When people think of students and universities, they usually don’t think of seniors. But research shows that staying intellectually engaged and learning new skills as we age can improve quality of life and even ward off Alzheimer’s disease.
But going back to school or signing up for a class can be stressful, especially for older adults who haven’t taken a class in a long time.
A new partnership between a local senior living center and Washington State University Vancouver aims to remedy that by making it easier for some seniors to engage with WSU Vancouver and other educational opportunities throughout Clark County.
University Village and WSU Vancouver
University Village is a senior living center being developed by Koelsch Communities at 12921 N.E. Rockwell Drive, off Northeast 134th Street. The 365,000-square-foot campus will include 140 independent living units and 26 cottage-style units, along with 101 assisted-living apartments. Construction began in 2021 and is expected to be completed in early 2023.
After its completion, it will be the largest senior living center in Southwest Washington.
As the site was being developed, Benjamin Surmi, director of education and culture for Koelsch Communities, had an idea: What if University Village teamed up with nearby WSU Vancouver to provide educational opportunities for residents?
Surmi is familiar with a nationwide movement of universities partnering with senior living centers to promote lifelong learning, and he wanted to bring the movement to Vancouver.
“Organizations like Arizona State University and other colleges and universities around the country are either establishing senior living campuses literally right on campus or are developing partnerships with senior living communities,” he said. “At all different levels, they are finding ways to integrate older adults into campus life.”
Making the connection
Surmi connected with multiple faculty members and administrators at WSU Vancouver, and University Village is now poised to become the first senior living center in Southwest Washington and the greater Portland area that is directly tied to a university — something Koelsch Communities calls a “Learning Campus” model.

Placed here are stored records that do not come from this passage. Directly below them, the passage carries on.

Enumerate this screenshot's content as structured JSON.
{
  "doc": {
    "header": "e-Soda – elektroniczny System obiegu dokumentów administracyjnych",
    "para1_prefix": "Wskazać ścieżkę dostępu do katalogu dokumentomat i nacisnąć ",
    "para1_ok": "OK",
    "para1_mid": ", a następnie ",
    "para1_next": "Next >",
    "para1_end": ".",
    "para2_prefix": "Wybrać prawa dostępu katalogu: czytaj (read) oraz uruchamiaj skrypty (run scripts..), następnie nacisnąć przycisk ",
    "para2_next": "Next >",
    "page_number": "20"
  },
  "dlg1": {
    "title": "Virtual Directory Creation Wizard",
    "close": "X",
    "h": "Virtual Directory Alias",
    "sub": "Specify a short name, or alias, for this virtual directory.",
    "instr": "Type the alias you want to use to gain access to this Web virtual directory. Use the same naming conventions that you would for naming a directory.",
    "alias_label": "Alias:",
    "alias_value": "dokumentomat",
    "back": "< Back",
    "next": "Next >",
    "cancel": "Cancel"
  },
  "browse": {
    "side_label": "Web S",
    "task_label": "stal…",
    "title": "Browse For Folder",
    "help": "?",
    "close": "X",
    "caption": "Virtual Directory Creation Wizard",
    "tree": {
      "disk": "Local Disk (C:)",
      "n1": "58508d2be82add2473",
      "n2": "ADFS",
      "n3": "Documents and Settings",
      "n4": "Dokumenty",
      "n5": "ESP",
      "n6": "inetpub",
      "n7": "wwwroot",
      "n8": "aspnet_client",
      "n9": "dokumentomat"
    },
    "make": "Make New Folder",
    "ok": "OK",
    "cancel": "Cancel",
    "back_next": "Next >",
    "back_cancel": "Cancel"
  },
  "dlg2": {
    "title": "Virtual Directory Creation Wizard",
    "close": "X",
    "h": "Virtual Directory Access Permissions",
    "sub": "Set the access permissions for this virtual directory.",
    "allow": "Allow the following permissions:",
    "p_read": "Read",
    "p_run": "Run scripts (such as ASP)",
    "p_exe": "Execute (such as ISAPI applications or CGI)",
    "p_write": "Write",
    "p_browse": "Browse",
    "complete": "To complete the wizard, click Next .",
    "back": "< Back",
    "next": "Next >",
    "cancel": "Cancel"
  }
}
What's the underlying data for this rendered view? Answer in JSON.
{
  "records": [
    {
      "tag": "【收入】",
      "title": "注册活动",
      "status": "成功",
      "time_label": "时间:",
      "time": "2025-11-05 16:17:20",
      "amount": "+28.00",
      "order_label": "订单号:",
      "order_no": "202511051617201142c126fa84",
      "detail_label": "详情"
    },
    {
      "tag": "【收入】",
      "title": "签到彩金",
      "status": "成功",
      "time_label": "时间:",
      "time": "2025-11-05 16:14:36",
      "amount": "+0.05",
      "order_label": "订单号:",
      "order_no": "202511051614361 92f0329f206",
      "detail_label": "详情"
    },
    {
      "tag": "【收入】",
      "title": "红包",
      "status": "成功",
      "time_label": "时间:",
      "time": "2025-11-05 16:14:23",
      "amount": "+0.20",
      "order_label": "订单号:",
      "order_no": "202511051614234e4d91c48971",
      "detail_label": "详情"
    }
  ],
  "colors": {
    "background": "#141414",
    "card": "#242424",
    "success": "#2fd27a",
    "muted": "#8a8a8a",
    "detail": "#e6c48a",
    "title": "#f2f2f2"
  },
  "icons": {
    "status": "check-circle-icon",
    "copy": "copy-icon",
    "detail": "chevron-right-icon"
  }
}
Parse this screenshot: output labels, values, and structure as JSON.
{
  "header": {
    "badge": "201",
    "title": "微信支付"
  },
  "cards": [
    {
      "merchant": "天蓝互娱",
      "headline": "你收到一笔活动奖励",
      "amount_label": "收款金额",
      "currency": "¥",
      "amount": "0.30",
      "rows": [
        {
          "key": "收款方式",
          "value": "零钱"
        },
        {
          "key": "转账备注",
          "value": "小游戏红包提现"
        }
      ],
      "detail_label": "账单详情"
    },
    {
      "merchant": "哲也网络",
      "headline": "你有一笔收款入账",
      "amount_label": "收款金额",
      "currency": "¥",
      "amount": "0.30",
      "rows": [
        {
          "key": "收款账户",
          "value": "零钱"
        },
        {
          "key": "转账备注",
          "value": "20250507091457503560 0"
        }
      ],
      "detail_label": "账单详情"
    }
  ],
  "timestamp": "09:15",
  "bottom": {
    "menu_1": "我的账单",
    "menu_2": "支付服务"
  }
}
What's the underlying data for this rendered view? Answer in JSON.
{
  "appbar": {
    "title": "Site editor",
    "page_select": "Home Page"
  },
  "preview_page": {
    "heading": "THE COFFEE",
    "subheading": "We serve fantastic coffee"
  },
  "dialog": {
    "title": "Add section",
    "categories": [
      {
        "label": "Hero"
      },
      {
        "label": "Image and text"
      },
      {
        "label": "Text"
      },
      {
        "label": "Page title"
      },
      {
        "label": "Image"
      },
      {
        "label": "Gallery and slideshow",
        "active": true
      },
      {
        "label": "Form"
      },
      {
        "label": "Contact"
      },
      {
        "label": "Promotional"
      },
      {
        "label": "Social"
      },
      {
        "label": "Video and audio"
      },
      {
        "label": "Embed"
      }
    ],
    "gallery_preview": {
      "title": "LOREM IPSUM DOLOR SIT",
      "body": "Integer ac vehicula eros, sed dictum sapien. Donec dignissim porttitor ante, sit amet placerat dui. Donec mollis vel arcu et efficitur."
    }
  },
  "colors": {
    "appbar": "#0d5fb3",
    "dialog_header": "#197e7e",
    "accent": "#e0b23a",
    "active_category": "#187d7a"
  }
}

“WSU Vancouver had already demonstrated a commitment to older adults and older learners, because they have a program in which anybody over 65 can take classes at a low cost,” Surmi said. “We showed up across the street and said, ‘Hey, what can we do together since we’re so close?’ ”
University Village residents will be able to participate in the life of WSU Vancouver, and a dedicated on-site learning concierge will help them achieve their educational goals.
“If you want to write a book, a learning concierge might pair you up with someone at the school who’s into that,” Surmi said. “Or maybe a resident’s goals have nothing to do with the school, it’s about going to the symphony, or it’s about a nonprofit that they want to get back to. The learning concierge will help them connect the dots.”
University Village’s Learning Campus model will benefit WSU Vancouver students, according to Catherine Van Son, a nurse gerontologist and professor at WSU Vancouver’s School of Nursing. Van Son helped organize the partnership between the university and University Village.
“In our society, we still have rampant ageism,” she said. “Because of our highly mobile society, children don’t grow up with their grandparents as often as they did in the past, so they don’t always have positive interactions with older adults contributing to society and engaged in life. To combat this, we want to make WSU Vancouver an age-friendly university. We need to be active and thoughtful in working against ageism.”
Many students who take her Introduction to Gerontology class begin with preconceived notions about older adults; namely, that seniors have memory problems and are not active members of society, Van Son said.
“Universities have a big role to play in dispelling those myths,” she said. “It’s a win-win for both populations. They’ll both benefit from that intergenerational, positive engagement. Our society isolates them from one another. We need to be purposeful in bringing them together, and this relationship between WSU Vancouver and University Village is wonderful to explore how we do this.”
The Learning Campus model at University Village could become a model for other universities and senior living centers, she said.
“It really is critical at this venture to develop more relationships like this,” she said.
University Village was initially expected to be completed this year, but supply chain issues have pushed the expected completion date to early 2023. However, 86 residents have already moved into the cottage-style units, and Koelsch Communities expects the both the independent and assisted-living facilities to be half-full at the time of the grand opening ceremony.
In addition to bringing on its first residents, University Village is also hiring people interested in serving older adults. Koelsch Communities invested $108 million into building the community and estimates that it will bring more than 100 new jobs to Vancouver, including nurses, 24-hour support staff and in-house chefs.
The campus is the fourth Vancouver-area project from Koelsch Communities. Its first was an assisted-living facility, Cascade Inn, built in 1979, followed by an assisted-living and memory care facility, The Hampton and Ashley Inn, in 1993. A memory care facility, The Hampton at Salmon Creek, opened in 2013.
Koelsch Communities is headquartered in Olympia and operates 35 senior living facilities with about 3,000 residents across eight states, some of which offer assisted living or memory care. University Village is one of six additional projects currently in development. The company’s first senior facility was a nursing home in Kelso, opened in 1958.